Improving the Subtype Classification of Non-small Cell Lung Cancer by Elastic Deformation Based Machine Learning.

机构信息

Department of Biomedical Engineering, School of Medicine, Tsinghua University, Beijing, China.

Beijing Advanced Innovation Center for Biomedical Engineering, Beihang University, Beijing, 100083, China.

出版信息

J Digit Imaging. 2021 Jun;34(3):605-617. doi: 10.1007/s10278-021-00455-0. Epub 2021 May 7.

DOI:10.1007/s10278-021-00455-0
PMID:33963422
原文链接:https://pmc.ncbi.nlm.nih.gov/articles/PMC8329138/
Abstract

Non-invasive image-based machine learning models have been used to classify subtypes of non-small cell lung cancer (NSCLC). However, the classification performance is limited by the dataset size, because insufficient data cannot fully represent the characteristics of the tumor lesions. In this work, a data augmentation method named elastic deformation is proposed to artificially enlarge the image dataset of NSCLC patients with two subtypes (squamous cell carcinoma and large cell carcinoma) of 3158 images. Elastic deformation effectively expanded the dataset by generating new images, in which tumor lesions go through elastic shape transformation. To evaluate the proposed method, two classification models were trained on the original and augmented dataset, respectively. Using augmented dataset for training significantly increased classification metrics including area under the curve (AUC) values of receiver operating characteristics (ROC) curves, accuracy, sensitivity, specificity, and f-score, thus improved the NSCLC subtype classification performance.
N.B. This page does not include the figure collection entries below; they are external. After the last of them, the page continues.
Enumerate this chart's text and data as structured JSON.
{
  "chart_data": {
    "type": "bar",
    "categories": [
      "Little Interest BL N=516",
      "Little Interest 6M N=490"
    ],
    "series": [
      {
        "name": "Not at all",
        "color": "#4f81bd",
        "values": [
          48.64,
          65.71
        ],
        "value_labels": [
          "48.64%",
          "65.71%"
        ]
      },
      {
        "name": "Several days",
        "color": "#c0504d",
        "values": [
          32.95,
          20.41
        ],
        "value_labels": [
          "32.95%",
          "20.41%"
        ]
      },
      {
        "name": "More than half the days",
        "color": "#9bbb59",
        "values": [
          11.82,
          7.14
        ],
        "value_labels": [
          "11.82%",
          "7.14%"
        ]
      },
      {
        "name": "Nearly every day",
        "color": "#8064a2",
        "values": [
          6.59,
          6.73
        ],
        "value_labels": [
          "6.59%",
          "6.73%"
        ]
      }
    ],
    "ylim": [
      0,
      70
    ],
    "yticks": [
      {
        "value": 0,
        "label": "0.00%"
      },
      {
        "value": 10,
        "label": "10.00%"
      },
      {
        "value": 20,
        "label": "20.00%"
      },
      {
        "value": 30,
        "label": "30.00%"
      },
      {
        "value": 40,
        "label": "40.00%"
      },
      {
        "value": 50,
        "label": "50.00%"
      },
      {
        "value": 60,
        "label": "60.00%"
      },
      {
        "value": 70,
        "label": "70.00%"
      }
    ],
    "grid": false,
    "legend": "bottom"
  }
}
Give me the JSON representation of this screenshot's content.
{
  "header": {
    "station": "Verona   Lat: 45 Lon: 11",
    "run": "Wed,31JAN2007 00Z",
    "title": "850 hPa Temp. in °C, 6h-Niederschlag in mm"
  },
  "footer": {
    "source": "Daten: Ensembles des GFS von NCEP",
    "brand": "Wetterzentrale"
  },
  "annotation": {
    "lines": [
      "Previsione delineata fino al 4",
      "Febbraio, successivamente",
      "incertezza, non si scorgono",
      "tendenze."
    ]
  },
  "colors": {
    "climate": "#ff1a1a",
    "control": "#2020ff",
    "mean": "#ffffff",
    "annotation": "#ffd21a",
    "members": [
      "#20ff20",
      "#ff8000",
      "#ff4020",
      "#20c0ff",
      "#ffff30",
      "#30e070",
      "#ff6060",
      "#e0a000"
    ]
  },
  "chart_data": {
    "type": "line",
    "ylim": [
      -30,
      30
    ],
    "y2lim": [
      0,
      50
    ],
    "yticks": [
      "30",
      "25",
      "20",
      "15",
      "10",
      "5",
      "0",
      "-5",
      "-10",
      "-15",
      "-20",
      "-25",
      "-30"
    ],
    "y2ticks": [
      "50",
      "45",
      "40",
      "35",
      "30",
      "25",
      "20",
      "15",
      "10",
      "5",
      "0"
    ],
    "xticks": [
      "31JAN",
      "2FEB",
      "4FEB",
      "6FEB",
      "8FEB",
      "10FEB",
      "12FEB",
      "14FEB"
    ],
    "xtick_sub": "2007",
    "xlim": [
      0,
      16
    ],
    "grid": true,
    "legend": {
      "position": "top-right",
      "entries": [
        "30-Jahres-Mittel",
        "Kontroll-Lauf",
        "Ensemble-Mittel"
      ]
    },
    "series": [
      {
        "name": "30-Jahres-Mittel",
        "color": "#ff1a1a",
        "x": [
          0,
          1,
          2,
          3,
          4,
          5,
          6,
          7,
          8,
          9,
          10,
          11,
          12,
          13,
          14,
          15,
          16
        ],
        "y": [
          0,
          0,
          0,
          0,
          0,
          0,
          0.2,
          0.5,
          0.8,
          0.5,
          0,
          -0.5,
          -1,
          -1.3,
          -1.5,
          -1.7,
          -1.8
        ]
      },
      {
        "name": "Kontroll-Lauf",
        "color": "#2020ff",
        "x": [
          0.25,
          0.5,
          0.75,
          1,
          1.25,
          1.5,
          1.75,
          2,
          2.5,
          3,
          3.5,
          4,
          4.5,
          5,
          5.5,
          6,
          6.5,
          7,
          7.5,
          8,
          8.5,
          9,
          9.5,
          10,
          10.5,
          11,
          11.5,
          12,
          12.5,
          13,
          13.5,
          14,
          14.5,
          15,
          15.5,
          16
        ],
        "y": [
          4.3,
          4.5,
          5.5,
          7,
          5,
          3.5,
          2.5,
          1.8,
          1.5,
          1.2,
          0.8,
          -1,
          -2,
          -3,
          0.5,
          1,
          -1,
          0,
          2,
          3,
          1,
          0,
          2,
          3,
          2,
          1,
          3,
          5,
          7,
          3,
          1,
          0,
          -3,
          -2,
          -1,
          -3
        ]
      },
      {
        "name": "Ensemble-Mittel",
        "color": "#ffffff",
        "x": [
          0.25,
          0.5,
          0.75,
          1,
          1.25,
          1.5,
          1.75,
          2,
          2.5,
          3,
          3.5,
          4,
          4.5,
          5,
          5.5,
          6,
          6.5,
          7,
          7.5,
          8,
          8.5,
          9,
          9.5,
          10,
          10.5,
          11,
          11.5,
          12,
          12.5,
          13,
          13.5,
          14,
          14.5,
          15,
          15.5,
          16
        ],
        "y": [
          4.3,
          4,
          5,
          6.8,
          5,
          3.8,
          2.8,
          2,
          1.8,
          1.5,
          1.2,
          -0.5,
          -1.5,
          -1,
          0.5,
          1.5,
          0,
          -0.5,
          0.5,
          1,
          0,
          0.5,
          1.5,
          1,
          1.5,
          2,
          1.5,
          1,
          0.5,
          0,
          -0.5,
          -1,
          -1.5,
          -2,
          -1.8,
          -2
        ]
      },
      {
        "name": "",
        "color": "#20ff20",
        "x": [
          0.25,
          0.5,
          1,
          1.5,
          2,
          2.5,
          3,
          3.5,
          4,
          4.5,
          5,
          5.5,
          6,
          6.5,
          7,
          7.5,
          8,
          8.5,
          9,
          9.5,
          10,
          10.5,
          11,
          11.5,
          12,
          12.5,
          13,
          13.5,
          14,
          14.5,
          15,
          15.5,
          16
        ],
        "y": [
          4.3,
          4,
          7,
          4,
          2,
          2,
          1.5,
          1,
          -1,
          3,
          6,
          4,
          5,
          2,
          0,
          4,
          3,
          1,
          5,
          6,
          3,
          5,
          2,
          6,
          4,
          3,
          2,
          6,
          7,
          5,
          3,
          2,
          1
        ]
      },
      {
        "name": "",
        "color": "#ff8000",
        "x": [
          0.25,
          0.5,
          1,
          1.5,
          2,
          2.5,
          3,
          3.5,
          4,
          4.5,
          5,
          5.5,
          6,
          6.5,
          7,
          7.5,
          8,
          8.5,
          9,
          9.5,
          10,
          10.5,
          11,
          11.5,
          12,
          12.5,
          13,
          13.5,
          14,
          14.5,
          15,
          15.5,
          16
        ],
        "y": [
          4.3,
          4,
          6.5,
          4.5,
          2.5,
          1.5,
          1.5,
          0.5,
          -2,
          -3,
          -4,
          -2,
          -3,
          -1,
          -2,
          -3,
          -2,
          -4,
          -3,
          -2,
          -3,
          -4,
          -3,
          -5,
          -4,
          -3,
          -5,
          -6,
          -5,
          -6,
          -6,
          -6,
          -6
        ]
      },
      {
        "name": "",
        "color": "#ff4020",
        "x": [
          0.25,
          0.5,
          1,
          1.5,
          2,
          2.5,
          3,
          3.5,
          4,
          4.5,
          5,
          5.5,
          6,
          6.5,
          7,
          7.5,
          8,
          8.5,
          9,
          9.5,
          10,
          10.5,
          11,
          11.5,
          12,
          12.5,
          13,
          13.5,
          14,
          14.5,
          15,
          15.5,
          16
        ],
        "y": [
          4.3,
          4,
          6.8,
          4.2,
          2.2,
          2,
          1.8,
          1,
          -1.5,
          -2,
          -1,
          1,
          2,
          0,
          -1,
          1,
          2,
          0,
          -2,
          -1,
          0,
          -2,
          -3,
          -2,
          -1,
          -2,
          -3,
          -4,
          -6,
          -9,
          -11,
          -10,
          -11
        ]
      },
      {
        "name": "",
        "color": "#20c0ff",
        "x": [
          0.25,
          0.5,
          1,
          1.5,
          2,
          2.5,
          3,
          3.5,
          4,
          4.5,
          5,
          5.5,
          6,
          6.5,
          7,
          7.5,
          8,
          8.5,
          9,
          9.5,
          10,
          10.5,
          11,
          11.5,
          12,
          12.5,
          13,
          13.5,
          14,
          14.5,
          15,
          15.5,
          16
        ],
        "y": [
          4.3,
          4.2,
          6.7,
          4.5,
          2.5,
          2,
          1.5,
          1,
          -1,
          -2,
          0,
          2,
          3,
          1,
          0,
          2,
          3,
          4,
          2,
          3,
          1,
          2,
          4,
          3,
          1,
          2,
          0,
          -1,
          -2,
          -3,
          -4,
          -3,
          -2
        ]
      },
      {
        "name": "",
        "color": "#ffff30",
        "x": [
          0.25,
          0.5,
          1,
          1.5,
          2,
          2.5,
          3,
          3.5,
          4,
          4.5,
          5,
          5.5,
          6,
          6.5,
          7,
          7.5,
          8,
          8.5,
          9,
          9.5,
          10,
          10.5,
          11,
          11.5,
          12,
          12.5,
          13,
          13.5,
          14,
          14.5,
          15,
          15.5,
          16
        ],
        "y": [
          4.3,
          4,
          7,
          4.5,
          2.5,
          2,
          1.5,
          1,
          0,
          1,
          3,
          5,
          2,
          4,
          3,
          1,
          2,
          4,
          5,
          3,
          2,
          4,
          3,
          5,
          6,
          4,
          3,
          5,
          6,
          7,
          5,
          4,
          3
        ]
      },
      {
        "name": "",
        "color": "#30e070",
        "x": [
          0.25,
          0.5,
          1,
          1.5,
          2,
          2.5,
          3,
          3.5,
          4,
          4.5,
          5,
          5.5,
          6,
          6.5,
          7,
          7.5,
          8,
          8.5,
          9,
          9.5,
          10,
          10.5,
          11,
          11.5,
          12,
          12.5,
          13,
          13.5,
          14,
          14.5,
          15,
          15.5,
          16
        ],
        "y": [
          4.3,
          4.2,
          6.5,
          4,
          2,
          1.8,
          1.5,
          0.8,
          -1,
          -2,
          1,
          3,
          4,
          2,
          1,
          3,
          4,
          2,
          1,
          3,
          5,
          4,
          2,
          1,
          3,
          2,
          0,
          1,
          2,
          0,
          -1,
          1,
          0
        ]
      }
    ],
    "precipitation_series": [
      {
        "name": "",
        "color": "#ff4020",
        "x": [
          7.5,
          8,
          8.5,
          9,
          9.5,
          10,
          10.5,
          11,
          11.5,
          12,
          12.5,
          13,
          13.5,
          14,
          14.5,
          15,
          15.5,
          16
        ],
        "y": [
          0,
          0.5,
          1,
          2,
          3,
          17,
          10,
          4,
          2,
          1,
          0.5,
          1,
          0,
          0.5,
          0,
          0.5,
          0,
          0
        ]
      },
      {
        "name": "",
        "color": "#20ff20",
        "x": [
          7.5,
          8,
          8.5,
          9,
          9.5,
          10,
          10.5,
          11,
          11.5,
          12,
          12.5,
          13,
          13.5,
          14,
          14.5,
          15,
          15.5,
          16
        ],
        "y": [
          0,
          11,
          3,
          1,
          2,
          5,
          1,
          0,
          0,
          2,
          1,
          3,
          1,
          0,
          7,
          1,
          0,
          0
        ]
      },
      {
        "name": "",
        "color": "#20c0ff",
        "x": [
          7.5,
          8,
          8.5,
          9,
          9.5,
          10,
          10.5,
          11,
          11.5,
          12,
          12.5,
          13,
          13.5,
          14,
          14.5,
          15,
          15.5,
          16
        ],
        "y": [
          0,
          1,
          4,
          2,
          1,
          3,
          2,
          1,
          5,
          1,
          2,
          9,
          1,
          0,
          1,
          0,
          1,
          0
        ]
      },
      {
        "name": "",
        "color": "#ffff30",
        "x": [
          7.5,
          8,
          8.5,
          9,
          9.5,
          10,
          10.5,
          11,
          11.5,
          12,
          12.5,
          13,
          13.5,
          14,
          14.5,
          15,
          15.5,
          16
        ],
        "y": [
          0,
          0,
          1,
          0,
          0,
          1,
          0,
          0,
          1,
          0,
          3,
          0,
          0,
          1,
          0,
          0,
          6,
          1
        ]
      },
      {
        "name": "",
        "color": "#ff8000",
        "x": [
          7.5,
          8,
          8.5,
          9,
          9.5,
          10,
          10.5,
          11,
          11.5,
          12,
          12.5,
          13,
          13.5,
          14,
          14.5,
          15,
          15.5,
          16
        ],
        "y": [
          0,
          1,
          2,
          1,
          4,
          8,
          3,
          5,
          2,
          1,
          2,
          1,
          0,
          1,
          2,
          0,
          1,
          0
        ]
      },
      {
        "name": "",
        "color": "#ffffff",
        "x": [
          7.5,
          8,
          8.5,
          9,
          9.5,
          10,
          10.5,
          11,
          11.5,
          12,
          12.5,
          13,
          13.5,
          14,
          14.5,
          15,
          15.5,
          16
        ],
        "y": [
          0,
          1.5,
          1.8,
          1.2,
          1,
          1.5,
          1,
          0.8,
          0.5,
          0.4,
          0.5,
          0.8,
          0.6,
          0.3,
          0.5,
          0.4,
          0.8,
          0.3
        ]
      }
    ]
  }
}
These results suggest that elastic deformation could be an effective data augmentation method for NSCLC tumor lesion images, and building classification models with the help of elastic deformation has the potential to serve for clinical lung cancer diagnosis and treatment design.

摘要

基于影像的无创机器学习模型已被用于对非小细胞肺癌(NSCLC)的亚型进行分类。然而,由于数据集的大小限制,分类性能受到限制,因为不足的数据无法充分代表肿瘤病变的特征。在这项工作中,提出了一种名为弹性变形的数据增强方法,用于人为地扩大具有两种亚型(鳞状细胞癌和大细胞癌)的 3158 张图像的 NSCLC 患者的影像数据集。弹性变形通过生成新的图像来有效地扩展数据集,其中肿瘤病变经历弹性形状变换。为了评估所提出的方法,分别在原始数据集和增强数据集上训练了两个分类模型。使用增强数据集进行训练显著提高了分类指标,包括接收者操作特征(ROC)曲线的曲线下面积(AUC)值、准确性、敏感度、特异性和 F 分数,从而提高了 NSCLC 亚型分类性能。这些结果表明,弹性变形可能是一种有效的 NSCLC 肿瘤病变图像的数据增强方法,并且借助弹性变形构建分类模型有可能用于临床肺癌诊断和治疗设计。